30   It is accepted that a Crown appeal against sentence should not be upheld, simply because members of the appeal court consider that if they had been the original sentencing judge they would have imposed a heavier sentence. However, it seems to me that the effective minimum term of one and a half years imposed by his Honour was manifestly inadequate, having regard to the circumstances and particularly the objective facts of the offences. I have reached this conclusion, even allowing for the fact that the four offences should be regarded as part of one continuing episode of criminality, allowing for the respondent's unfortunate, or favourable, subjective circumstances and allowing for the restraint which this Court should exercise in determining whether a Crown appeal against sentence should succeed.

31   The objective facts of the offences were serious. The respondent had penile-vaginal sexual intercourse with the victim without her consent. As was conceded, it was not a circumstance of mitigation that the victim was his wife. The respondent then inserted two objects, one after the other, into the victim's vagina and the respondent then inserted one of those objects into the victim's anus. The victim received injuries for which she required some hospital treatment. The respondent had previous convictions for assaulting the victim and at the time of committing the offences was subject to an apprehended violence order in favour of the victim. An argument was addressed to us based on alleged double jeopardy that the sentencing judge should have disregarded, and that this Court should disregard, the existence of the apprehended violence order but I would not accept this submission. If any proceedings are taken against the respondent for breach of the apprehended violence order, then no doubt the sentence imposed on the applicant for these offences will be taken into account by any judicial officer punishing the applicant for breach of the apprehended violence order. The respondent did not plead guilty and hence is not entitled to the credit he would have received, had he pleaded guilty.

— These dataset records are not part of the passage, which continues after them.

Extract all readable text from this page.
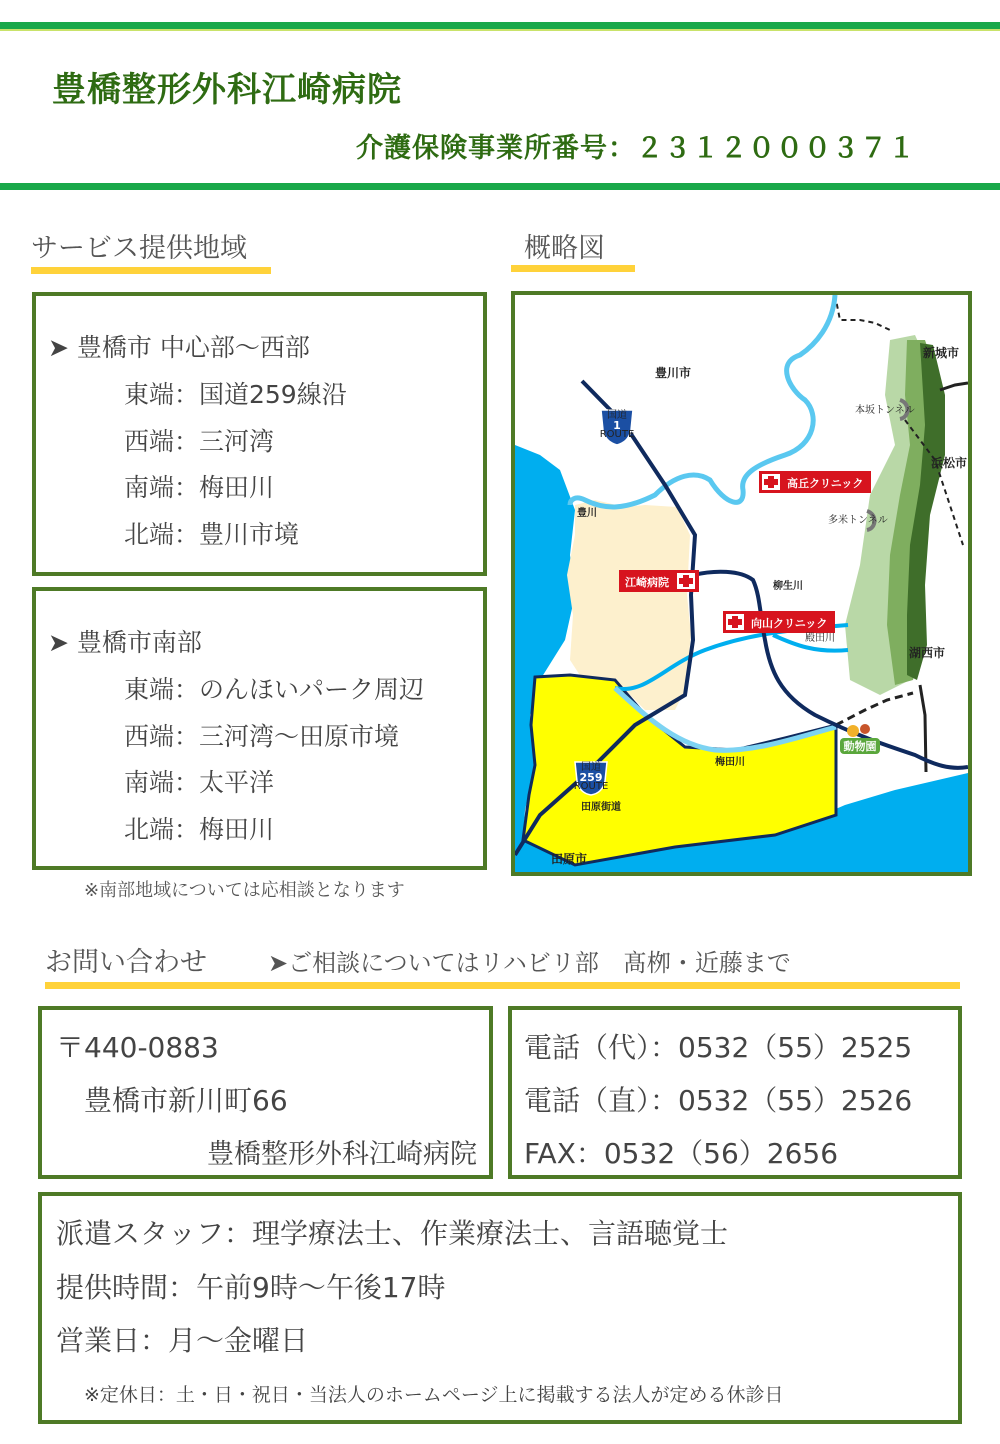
豊橋整形外科江崎病院
介護保険事業所番号：２３１２０００３７１
サービス提供地域	概略図
➤ 豊橋市 中心部～西部
東端：国道259線沿
西端：三河湾
南端：梅田川
北端：豊川市境
➤ 豊橋市南部
東端：のんほいパーク周辺
西端：三河湾～田原市境
南端：太平洋
北端：梅田川
※南部地域については応相談となります
国道
1
ROUTE
国道
259
ROUTE
高丘クリニック
江崎病院
向山クリニック
動物園
豊川市
新城市
浜松市
湖西市
田原市
豊川
柳生川
殿田川
梅田川
本坂トンネル
多米トンネル
田原街道
お問い合わせ	➤ご相談についてはリハビリ部　髙栁・近藤まで
〒440-0883
豊橋市新川町66
豊橋整形外科江崎病院
電話（代）：0532（55）2525
電話（直）：0532（55）2526
FAX：0532（56）2656
派遣スタッフ：理学療法士、作業療法士、言語聴覚士
提供時間：午前9時～午後17時
営業日：月～金曜日
※定休日：土・日・祝日・当法人のホームページ上に掲載する法人が定める休診日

32   I do not consider there is any discretionary reason why this Court should refrain from upholding the Crown appeal.

33   Accordingly, the Crown appeal against sentence should be upheld and this Court is required to re-sentence the respondent. In re-sentencing the respondent this Court should impose lesser sentences than should have been imposed by the original sentencing judge. I would accept that in re-sentencing the respondent this court should find, as did the sentencing judge and for the same sort of reasons, that there are special circumstances under s 5(2) of the Sentencing Act.

34   Having regard to the principles of restraint which govern Crown appeals and having regard to the objective facts of the offences and the subjective circumstances favourable to the respondent, I would leave intact all of the sentences imposed by Judge Viney, except that I would quash so much of the sentences for the third and fourth counts as divided the total sentences into a minimum term of penal servitude of eighteen months and an additional term of penal servitude of three years. I would propose that the total period of each of those sentences of four and a half years be retained but that the sentences be divided into equal periods for the minimum term and the additional term.

35   I accordingly propose that the sentences imposed by Judge Viney on the third and fourth counts be quashed to this extent, that the orders made by his Honour dividing those terms into minimum terms and additional terms be quashed and that in lieu thereof on each of the third and fourth counts the respondent be sentenced to a term of penal servitude of four and a half years, consisting of a minimum term of penal servitude of two years and three months commencing on 24 August 1998 and expiring on 23 November 2000 and an additional term of two years and three months. The earliest date on which the respondent would be eligible for release on parole would be 24 November 2000.

MASON P: I agree.
      KIRBY J: I also agree.
      MASON P: The orders of the court will be as indicated.